James Kirkham, a brand strategist and culture commentator, agrees that the themes that once made Euphoria feel culturally defining are now more mainstream.
“The cultural conversation they were having in 2019 about identity, queerness, mental health, is now the conversation everyone is having everywhere, so the show no longer feels like a frontier.”
He believes the sheer speed of online culture has fundamentally changed how audiences engage with youth-focused television.
“The four-year gap is the real culprit because in social media and streaming time, four years is like a seismic or geological shift, so audiences who fell for season one as sixth formers are now graduates.”
Kirkham also says internet culture itself has fragmented since Euphoria’s early seasons, making it harder for any one television show to dominate in the same way and “community on social media now barely exists in any meaningful collective sense”.
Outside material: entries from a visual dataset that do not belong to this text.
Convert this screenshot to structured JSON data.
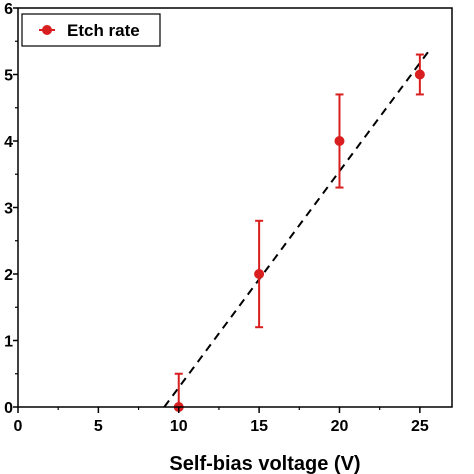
{
  "chart_data": {
    "type": "scatter",
    "xlabel": "Self-bias voltage (V)",
    "ylabel": "",
    "xlim": [
      0,
      27
    ],
    "ylim": [
      0,
      6
    ],
    "x_ticks": [
      0,
      5,
      10,
      15,
      20,
      25
    ],
    "y_ticks": [
      0,
      1,
      2,
      3,
      4,
      5,
      6
    ],
    "grid": false,
    "legend_position": "top-left",
    "series": [
      {
        "name": "Etch rate",
        "color": "#d81e1e",
        "marker": "circle",
        "x": [
          10,
          15,
          20,
          25
        ],
        "y": [
          0,
          2,
          4,
          5
        ],
        "yerr": [
          0.5,
          0.8,
          0.7,
          0.3
        ]
      }
    ],
    "fit_line": {
      "style": "dashed",
      "color": "#000000",
      "x": [
        9.1,
        25.7
      ],
      "y": [
        0,
        5.4
      ]
    }
  }
}
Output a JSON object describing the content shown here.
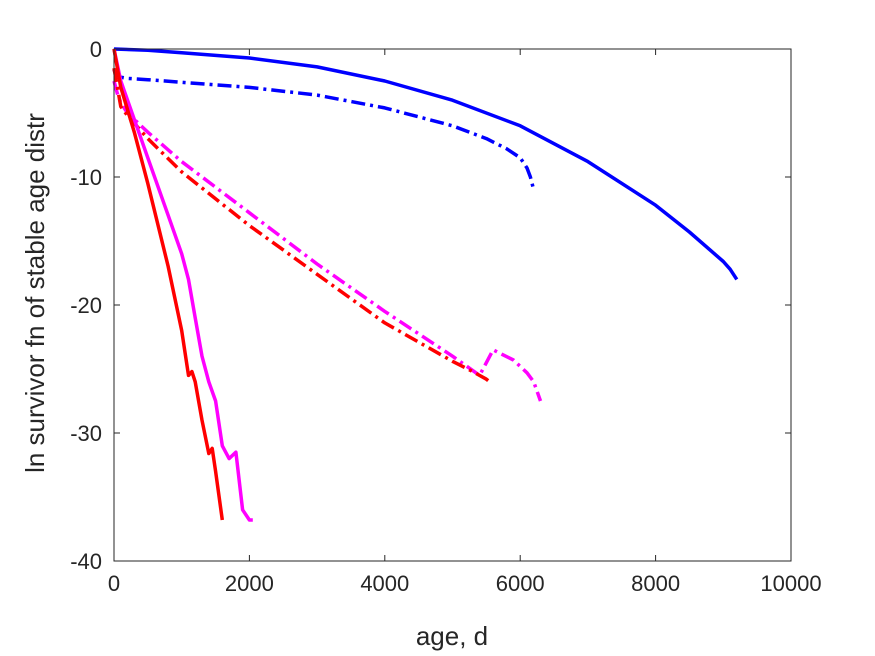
{
  "chart_data": {
    "type": "line",
    "title": "",
    "xlabel": "age, d",
    "ylabel": "ln survivor fn of stable age distr",
    "xlim": [
      0,
      10000
    ],
    "ylim": [
      -40,
      0
    ],
    "xticks": [
      0,
      2000,
      4000,
      6000,
      8000,
      10000
    ],
    "xtick_labels": [
      "0",
      "2000",
      "4000",
      "6000",
      "8000",
      "10000"
    ],
    "yticks": [
      0,
      -10,
      -20,
      -30,
      -40
    ],
    "ytick_labels": [
      "0",
      "-10",
      "-20",
      "-30",
      "-40"
    ],
    "grid": false,
    "box": true,
    "series": [
      {
        "color": "#0000ff",
        "style": "solid",
        "x": [
          0,
          500,
          1000,
          2000,
          3000,
          4000,
          5000,
          6000,
          7000,
          8000,
          8500,
          9000,
          9100,
          9200
        ],
        "y": [
          0,
          -0.1,
          -0.3,
          -0.7,
          -1.4,
          -2.5,
          -4.0,
          -6.0,
          -8.8,
          -12.2,
          -14.3,
          -16.6,
          -17.2,
          -18.0
        ]
      },
      {
        "color": "#0000ff",
        "style": "dashdot",
        "x": [
          0,
          30,
          100,
          200,
          500,
          1000,
          2000,
          3000,
          4000,
          5000,
          5500,
          5800,
          6000,
          6100,
          6150,
          6200
        ],
        "y": [
          -1.6,
          -2.0,
          -2.2,
          -2.3,
          -2.4,
          -2.6,
          -3.0,
          -3.6,
          -4.6,
          -6.0,
          -7.0,
          -7.8,
          -8.5,
          -9.3,
          -10.0,
          -11.0
        ]
      },
      {
        "color": "#ff00ff",
        "style": "dashdot",
        "x": [
          0,
          50,
          100,
          200,
          500,
          1000,
          2000,
          3000,
          4000,
          5000,
          5400,
          5600,
          5900,
          6100,
          6200,
          6300
        ],
        "y": [
          -2.5,
          -3.5,
          -4.2,
          -5.0,
          -6.5,
          -8.8,
          -12.8,
          -16.8,
          -20.5,
          -24.0,
          -25.5,
          -23.5,
          -24.3,
          -25.3,
          -26.0,
          -27.5
        ]
      },
      {
        "color": "#ff0000",
        "style": "dashdot",
        "x": [
          0,
          50,
          100,
          200,
          500,
          1000,
          2000,
          3000,
          4000,
          5000,
          5300,
          5500,
          5550
        ],
        "y": [
          -1.5,
          -3.0,
          -4.5,
          -5.2,
          -7.0,
          -9.6,
          -13.8,
          -17.6,
          -21.4,
          -24.4,
          -25.2,
          -25.8,
          -26.0
        ]
      },
      {
        "color": "#ff00ff",
        "style": "solid",
        "x": [
          0,
          100,
          300,
          500,
          800,
          1000,
          1100,
          1200,
          1300,
          1400,
          1500,
          1600,
          1700,
          1800,
          1900,
          2000,
          2050
        ],
        "y": [
          0,
          -2.5,
          -5.5,
          -8.5,
          -13.0,
          -16.0,
          -18.0,
          -21.0,
          -24.0,
          -26.0,
          -27.5,
          -31.0,
          -32.0,
          -31.5,
          -36.0,
          -36.8,
          -36.8
        ]
      },
      {
        "color": "#ff0000",
        "style": "solid",
        "x": [
          0,
          100,
          300,
          500,
          800,
          1000,
          1100,
          1150,
          1200,
          1300,
          1400,
          1450,
          1500,
          1600
        ],
        "y": [
          0,
          -3.0,
          -6.5,
          -10.5,
          -17.0,
          -22.0,
          -25.5,
          -25.2,
          -26.0,
          -29.0,
          -31.6,
          -31.2,
          -33.0,
          -36.8
        ]
      }
    ]
  }
}
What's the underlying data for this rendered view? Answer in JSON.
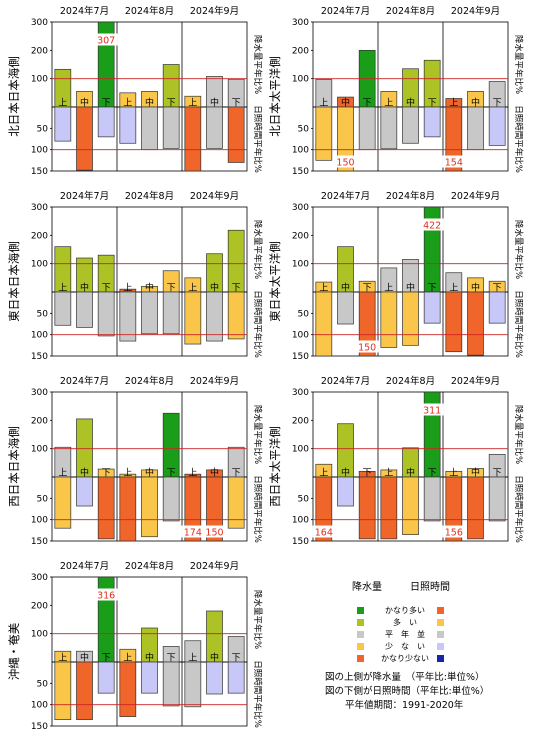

Comparisons have frequently been drawn between Euphoria and Skins, the youth-focussed series that became hugely influential in the 2000s before later seasons struggled to maintain the same cultural relevance.
Kirkham says it is almost inevitable that modern youth dramas will lose relevance over time and “the miracle is when a youth show catches fire even once”.
“Expecting it to do it twice, in different cultural weather, with the same writers, is always hard.”